После незабываемого для местных комаров первого бивуака я уговорил командора остановиться хотя бы на одну ночь в придорожном кемпинге, не доезжая до попутного города Минска, в котором недорого сдавали домик на четверых постояльцев с парковкой близ пристанища.

По соседству разместились прибывшие в двух белых «фиатах» (тех, которые вскоре стали у нас «жигулями») иностранцы, на вид — очень приятные. Примерно наши ровесники: две миниатюрные дамы, очень хорошенькие, явно семейные пчелки, и два крепких мужичка, все в американских джинсах. Интуристы бойко тараторили на каком-то близком, но непонятном наречии.

Да это же поляки, догадался я! Что, мы с ними общий язык не найдем? Небось с Речи Посполитой русский в школе лет сто учили! Правда, если как мы английский, то разговора не получится точно.

Так, и какие же речи товарищам из Речи толкать будем? Умничать без подготовки? И что я вообще-то знаю про старинных соседей, кроме того, что и Россия, и Советы порубали их королевство-царство-воеводство и генерал-губернаторство в разное время на мелкие части?
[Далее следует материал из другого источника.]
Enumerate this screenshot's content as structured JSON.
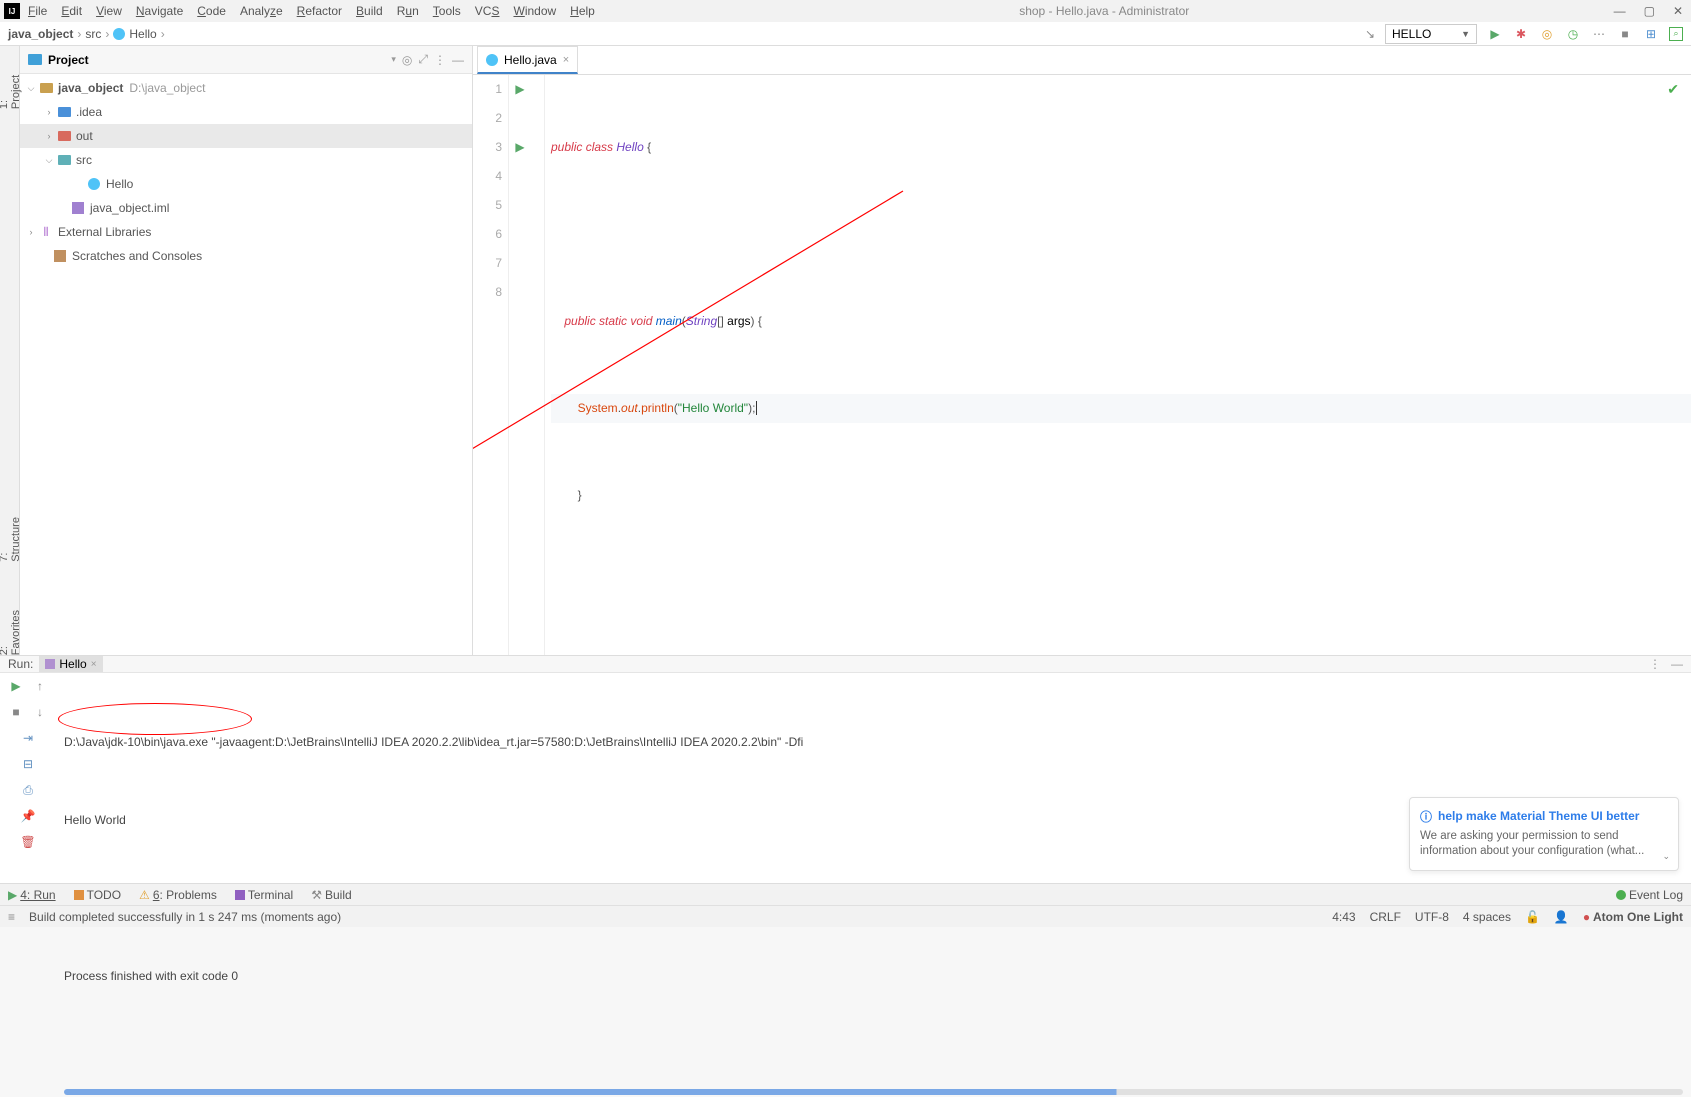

Из поляков известных одна мразота на память приходит: Дзержинский, Менжинский, Вышинский — но эту сволоту на ее исторической родине и не знает никто! Двое Сикорских, как бы не перепутать: один наш, который американец, другой их, который лондонское правительство? Люблю фантаста Станислава Лема, сатирика Ежи Леца, поэта Юлиана Тувима. Но все они почему-то оказались евреями, а бывший сталинский сиделец премьер Гомулка еще пять лет назад эту инородную нечисть из народно-демократической Польши вымел поганой метлой. Как бы не влипнуть по этой интернациональной линии! Ведь известных со школы Николая Коперника и Марии Склодовской-Кюри для затяжной застольной беседы было явно маловато.

Думай, Барабашкин, думай! Мицкевича Адама знаю, даже «Дзяды» его антирусские под одеялом на папиросной бумаге в студентах читал, но не помню даже имен главных героев! Фридерика Шопена знаю, точнее его «Революционный этюд», но это не романс — не напоешь! Стоп, есть что намурлыкать: «Полонез Огинского», он же «Прощание с Родиной»! Где же это его на всю катушку прокатывали? Вспомнил, Матка Боска Ченстоховска! «Пепел и алмаз» Анджея Вайды, с Цибульским в главной роли! Мировой киношедевр всех времен и народов, двухсотпроцентная гордость любого стопроцентного поляка! Эврика!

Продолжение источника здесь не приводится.